Les Comités de Travailleurs Indépendants se sont
développés à partir des tentes de manifestation dressées
partout dans la Bande par les travailleurs, en particulier ceux
qui avaient perdu leur travail en Israël à cause de la fermeture
prolongée, qui a commencé voilà trois ans. Il s’agit à
l’origine d’une protestation contre ce qu’ils voyaient comme
une distribution injuste des fonds reçus de l’Autorité
Palestinienne, fonds qu’ils ne recevaient pas, ce qui les
cantonnait dans un groupe sans cesse grandissant de « cas
sociaux ».
Ils se plaignaient aussi du fait que les critères
d’attribution de certains postes aux chômeurs n’étaient pas
clairs. Les protestations se sont élargies vers une critique de
principe et plus structurée - d’abord contre la politique de
« distribution de charité » et « distribution
de faveurs » de l’ANP - au lieu d’une mise en place de
solidarité et bien-être social ancrés dans la législation.
Mais la protestation concernait aussi l’incompétence
des dirigeants des syndicats officiels - qui reçoivent des
salaires réguliers de l’AP - dont personne ne se souvient de
si, quand ou comment ils ont été élus. Les syndicats officiels
sont liés aux diverses organisations politiques et la
distribution de porte-feuilles entre eux se fait selon l’allégeance
aux différents groupes de l’OLP ; ils sont dirigés par
des membres de l’OLP qui ont des appuis.
Les travailleurs et les chômeurs qui ont commencé
à protester il y a trois ans attirent l’attention sur leur indépendance
vis à vis des organisations. Au début, ils recevaient de
l’aide des organisations humanitaires à Gaza, dont les
fondateurs étaient des anciens militants des organisations de
gauche palestiniennes mais qui les avaient quittées. Ils
recevaient en particulier l’aide du Centre Palestinien pour la Démocratie
et les Droits des Travailleurs, dont le directeur en Cisjordanie
était un militant du Parti Communiste Palestinien et le directeur
à Gaza un ancien membre du Front Populaire.
L’année dernière, avant l’élection de
janvier 2005 pour la présidence à l’AP, les travailleurs ont
commencé des préparatifs pour l’établissement d’une
organisation indépendante des travailleurs.

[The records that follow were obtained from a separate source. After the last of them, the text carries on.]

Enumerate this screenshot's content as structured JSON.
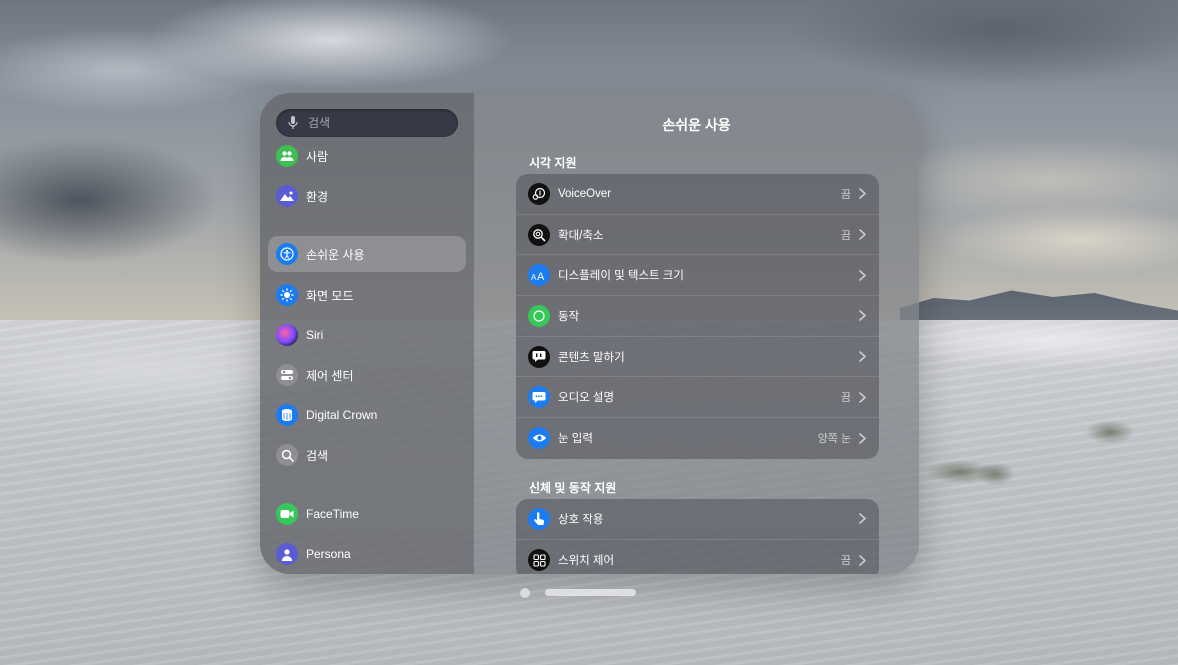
{
  "sidebar": {
    "search_placeholder": "검색",
    "items": [
      {
        "label": "사람",
        "icon": "people-icon",
        "color": "#3fbf52"
      },
      {
        "label": "환경",
        "icon": "environment-icon",
        "color": "#5b5bd6"
      },
      {
        "label": "손쉬운 사용",
        "icon": "accessibility-icon",
        "color": "#1a7cf0",
        "selected": true
      },
      {
        "label": "화면 모드",
        "icon": "display-mode-icon",
        "color": "#1a7cf0"
      },
      {
        "label": "Siri",
        "icon": "siri-icon",
        "color": "#2b2d42"
      },
      {
        "label": "제어 센터",
        "icon": "control-center-icon",
        "color": "#8e8e93"
      },
      {
        "label": "Digital Crown",
        "icon": "digital-crown-icon",
        "color": "#1a7cf0"
      },
      {
        "label": "검색",
        "icon": "search-icon",
        "color": "#8e8e93"
      },
      {
        "label": "FaceTime",
        "icon": "facetime-icon",
        "color": "#34c759"
      },
      {
        "label": "Persona",
        "icon": "persona-icon",
        "color": "#5b5bd6"
      }
    ]
  },
  "main": {
    "title": "손쉬운 사용",
    "sections": [
      {
        "title": "시각 지원",
        "rows": [
          {
            "label": "VoiceOver",
            "value": "끔",
            "icon": "voiceover-icon",
            "color": "#111111"
          },
          {
            "label": "확대/축소",
            "value": "끔",
            "icon": "zoom-icon",
            "color": "#111111"
          },
          {
            "label": "디스플레이 및 텍스트 크기",
            "value": "",
            "icon": "text-size-icon",
            "color": "#1a7cf0"
          },
          {
            "label": "동작",
            "value": "",
            "icon": "motion-icon",
            "color": "#34c759"
          },
          {
            "label": "콘텐츠 말하기",
            "value": "",
            "icon": "speak-content-icon",
            "color": "#111111"
          },
          {
            "label": "오디오 설명",
            "value": "끔",
            "icon": "audio-description-icon",
            "color": "#1a7cf0"
          },
          {
            "label": "눈 입력",
            "value": "양쪽 눈",
            "icon": "eye-input-icon",
            "color": "#1a7cf0"
          }
        ]
      },
      {
        "title": "신체 및 동작 지원",
        "rows": [
          {
            "label": "상호 작용",
            "value": "",
            "icon": "interaction-icon",
            "color": "#1a7cf0"
          },
          {
            "label": "스위치 제어",
            "value": "끔",
            "icon": "switch-control-icon",
            "color": "#111111"
          }
        ]
      }
    ]
  }
}
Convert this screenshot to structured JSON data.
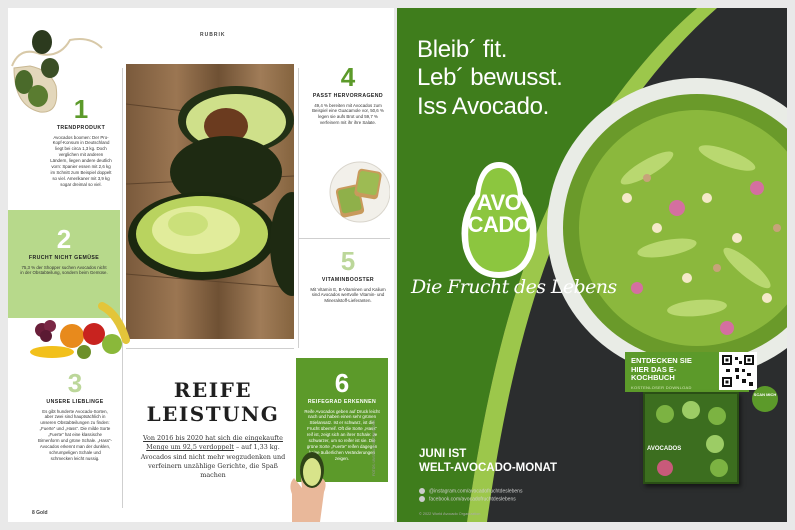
{
  "left_page": {
    "rubrik": "RUBRIK",
    "items": [
      {
        "number": "1",
        "title": "TRENDPRODUKT",
        "text": "Avocados boomen: Der Pro-Kopf-Konsum in Deutschland liegt bei circa 1,3 kg. Doch verglichen mit anderen Ländern, liegen andere deutlich vorn: Spanier essen mit 2,6 kg im Schnitt zum Beispiel doppelt so viel. Amerikaner mit 3,9 kg sogar dreimal so viel."
      },
      {
        "number": "2",
        "title": "FRUCHT NICHT GEMÜSE",
        "text": "75,3 % der Shopper suchen Avocados nicht in der Obstabteilung, sondern beim Gemüse."
      },
      {
        "number": "3",
        "title": "UNSERE LIEBLINGE",
        "text": "Es gibt hunderte Avocado-Sorten, aber zwei sind hauptsächlich in unseren Obstabteilungen zu finden: „Fuerte“ und „Hass“. Die milde Sorte „Fuerte“ hat eine klassische Birnenform und grüne Schale. „Hass“-Avocados erkennt man der dunklen, schrumpeligen Schale und schmecken leicht nussig."
      },
      {
        "number": "4",
        "title": "PASST HERVORRAGEND",
        "text": "49,4 % bereiten mit Avocados zum Beispiel eine Guacamole vor, 50,6 % legen sie aufs Brot und 59,7 % verfeinern mit ihr ihre Salate."
      },
      {
        "number": "5",
        "title": "VITAMINBOOSTER",
        "text": "Mit Vitamin E, B-Vitaminen und Kalium sind Avocados wertvolle Vitamin- und Mineralstoff-Lieferanten."
      },
      {
        "number": "6",
        "title": "REIFEGRAD ERKENNEN",
        "text": "Reife Avocados geben auf Druck leicht nach und haben einen sehr grünen Stielansatz. Ist er schwarz, ist die Frucht überreif. Oft die Sorte „Hass“ reif ist, zeigt sich an ihrer Schale: Je schwarzer, um so reifer ist sie. Die grüne Sorte „Fuerte“ reifen dagegen keine äußerlichen Veränderungen zeigen."
      }
    ],
    "headline_line1": "REIFE",
    "headline_line2": "LEISTUNG",
    "lead_underlined": "Von 2016 bis 2020 hat sich die eingekaufte Menge um 92,5 verdoppelt",
    "lead_rest": "– auf 1,33 kg. Avocados sind nicht mehr wegzudenken und verfeinern unzählige Gerichte, die Spaß machen",
    "folio": "8 Gold",
    "photo_credit": "FOTOS: UNSPLASH/ADOBESTOCK"
  },
  "right_page": {
    "headline": [
      "Bleib´ fit.",
      "Leb´ bewusst.",
      "Iss Avocado."
    ],
    "logo_line1": "AVO",
    "logo_line2": "CADO",
    "tagline": "Die Frucht des Lebens",
    "promo_title": "ENTDECKEN SIE HIER DAS E-KOCHBUCH",
    "promo_sub": "KOSTENLOSER DOWNLOAD",
    "scan_label": "SCAN MICH",
    "book_title": "AVOCADOS",
    "event_line1": "JUNI IST",
    "event_line2": "WELT-AVOCADO-MONAT",
    "social_instagram": "@instagram.com/avocadofruchtdeslebens",
    "social_facebook": "facebook.com/avocadofruchtdeslebens",
    "copyright": "© 2022 World Avocado Organization",
    "colors": {
      "accent_green": "#5c9a2a",
      "light_green": "#b7d98b",
      "dark_bg": "#2b2d2e"
    }
  }
}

Ils ont tenu leur
conférence fondatrice le 18 décembre 2004, au cours de laquelle
an-Najjar a été élu directeur ainsi qu’un secrétariat général
qui comporte 21 représentants dont 5 femmes. Les chefs de
l’organisation disent qu’environ 8000 travailleurs se sont
inscrits ; ils payent une cotisation de membre de 10 NIS par
an .
Assurance gratuite.
Avant les élections présidentielles, les membres
de la nouvelle organisation des travailleurs ont découvert que le
seul candidat qui manifestait un soutien complet à leurs
revendications était le Docteur Mustafa Barghouti, fondateur de
l’Initiative Nationale Palestinienne ; ils ont donc appuyé
sa candidature, mais comme le souligne an-Najjar maintenant, son
soutien était passager.
Le Hamas, qui vient de créer son propre syndicat
de travailleurs, leur a proposé de participer à une
manifestation qu’il organisait. Au cours d’une réunion le
mois dernier dans leurs bureaux de Khan Yunis, ils ont décliné
l’offre ; ils se sont rendu compte que leur principal
avantage est l’indépendance. En conséquence, ils ont aussi
demandé aux groupes humanitaires, dont les origines sont
fortement gauchistes, de lâcher l’ « étreinte »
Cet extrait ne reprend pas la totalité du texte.